NOW you glue in the other end of the Steel Rod, INVERT the stock, lay it flat on the table and put a Sandbag on each end to hold it perfectly FLAT to the table-top. Now check for STRAIGHTNESS and adjust as necessary. You have about 15 minutes to get ir right.

When everything has set up solid (12 hours minimum), THEN you prepare another small batch of Acra-Glas, mixing in some of that DUST you collected.

NOW you can repair that ugly CRACK and know that it will be SOLID when everything sets. Make sure to work some of the Acra-Glas-andWood Dust INTO that crack. Give it all it will take.

Let things set up for about 6 hours with your Sandbags in place as before, then trim any excess, then put the stock back down, sandbags in place, for a final 12 hours of curing.

Finishing should be easy and the crack will stain down to match the rest of the wood..... which it came from.

Now you can start breathing.

Good luck.
 
My input would be, if the rifle is a .22 conversion, don't be concerned about upward pressure at the muzzle. The .303 required it along with careful bedding and the inner band to control the changing harmonics of the barrel as it warmed up. A .22 tube won't have the same characteristics. Your rifle is probably assembled without the inner band, right?

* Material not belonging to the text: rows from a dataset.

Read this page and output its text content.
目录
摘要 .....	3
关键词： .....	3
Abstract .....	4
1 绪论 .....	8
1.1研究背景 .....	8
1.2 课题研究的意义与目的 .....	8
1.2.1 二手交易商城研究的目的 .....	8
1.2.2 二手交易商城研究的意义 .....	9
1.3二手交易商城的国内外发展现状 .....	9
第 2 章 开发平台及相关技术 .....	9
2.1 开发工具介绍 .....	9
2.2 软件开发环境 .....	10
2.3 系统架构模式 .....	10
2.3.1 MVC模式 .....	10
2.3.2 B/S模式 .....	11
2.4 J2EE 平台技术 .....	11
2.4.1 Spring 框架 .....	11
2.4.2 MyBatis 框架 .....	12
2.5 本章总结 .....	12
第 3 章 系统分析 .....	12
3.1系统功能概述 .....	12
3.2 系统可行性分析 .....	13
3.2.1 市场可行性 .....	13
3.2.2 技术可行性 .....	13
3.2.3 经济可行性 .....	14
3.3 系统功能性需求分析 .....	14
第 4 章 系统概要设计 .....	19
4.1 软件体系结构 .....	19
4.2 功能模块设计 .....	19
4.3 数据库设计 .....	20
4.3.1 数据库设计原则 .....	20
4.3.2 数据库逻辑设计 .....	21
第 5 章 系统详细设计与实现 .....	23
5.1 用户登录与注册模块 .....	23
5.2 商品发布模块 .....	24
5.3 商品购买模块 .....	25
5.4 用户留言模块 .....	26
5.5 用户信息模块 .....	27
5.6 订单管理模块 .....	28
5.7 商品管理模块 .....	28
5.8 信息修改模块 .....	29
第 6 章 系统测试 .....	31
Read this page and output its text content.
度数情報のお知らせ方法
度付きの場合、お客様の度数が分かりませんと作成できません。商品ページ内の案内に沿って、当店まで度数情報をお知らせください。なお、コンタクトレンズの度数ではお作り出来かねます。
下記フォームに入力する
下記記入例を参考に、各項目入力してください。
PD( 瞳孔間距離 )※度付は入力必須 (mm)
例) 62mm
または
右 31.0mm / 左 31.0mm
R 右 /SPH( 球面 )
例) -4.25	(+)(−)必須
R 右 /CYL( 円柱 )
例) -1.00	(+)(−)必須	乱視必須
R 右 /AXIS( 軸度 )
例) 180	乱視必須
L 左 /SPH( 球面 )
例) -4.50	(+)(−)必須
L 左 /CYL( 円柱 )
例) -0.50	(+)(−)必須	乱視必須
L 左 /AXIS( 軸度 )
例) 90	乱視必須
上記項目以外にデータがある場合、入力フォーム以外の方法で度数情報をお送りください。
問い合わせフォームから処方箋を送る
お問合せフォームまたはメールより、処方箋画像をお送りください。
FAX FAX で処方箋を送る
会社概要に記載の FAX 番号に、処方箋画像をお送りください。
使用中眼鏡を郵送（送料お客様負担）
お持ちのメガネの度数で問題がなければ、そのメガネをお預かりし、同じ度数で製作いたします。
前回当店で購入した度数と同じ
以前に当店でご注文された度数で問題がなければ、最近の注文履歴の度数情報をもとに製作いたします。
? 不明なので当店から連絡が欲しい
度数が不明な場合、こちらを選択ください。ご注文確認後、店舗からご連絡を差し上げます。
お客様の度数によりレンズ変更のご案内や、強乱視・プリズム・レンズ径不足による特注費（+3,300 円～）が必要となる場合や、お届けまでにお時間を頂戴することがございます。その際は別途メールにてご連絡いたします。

Just clean well with some kind of spirit (acetone, carbon tet, brake cleaner, 12 year old scotch) and use your favourite heavy duty glue. Very little strain on the joint once that the rifle is assembled and bands in place.
 
There are any number of ways to do it the easiest would be to use a yellow wood glue or cabinet makers glue then clamp it and let it set. Another possible solution as stated above would be to get a razor saw attachment and use a dremel to carefully carve out a slot and fill it with a matching piece of walnut, then it would just be a matter fitting the patch, gluing it in and re finishing the wood with danish oil( boiled linseed oil) and possible a light coat of shellac, and depending on where you are located all or most of the supplies you would need could be found at lee valley tools or windsor plywood.
 
:ike lou says, it's likely not worth the bother. That stock is loaded with oil and assorted crud. You clean it before trying to glue it? In any case, you need to use epoxy, not just wood glue. You won't get biscuits into that thin of a piece.
 
Disappointing that's it broken, but I'll find a nice mkiii stock too put on it.

But I'll try an epoxy to start, I have plenty of donor sporter foreend to pick from so finding a patch won't be a problem.

And the inner barrel band is on the rifle.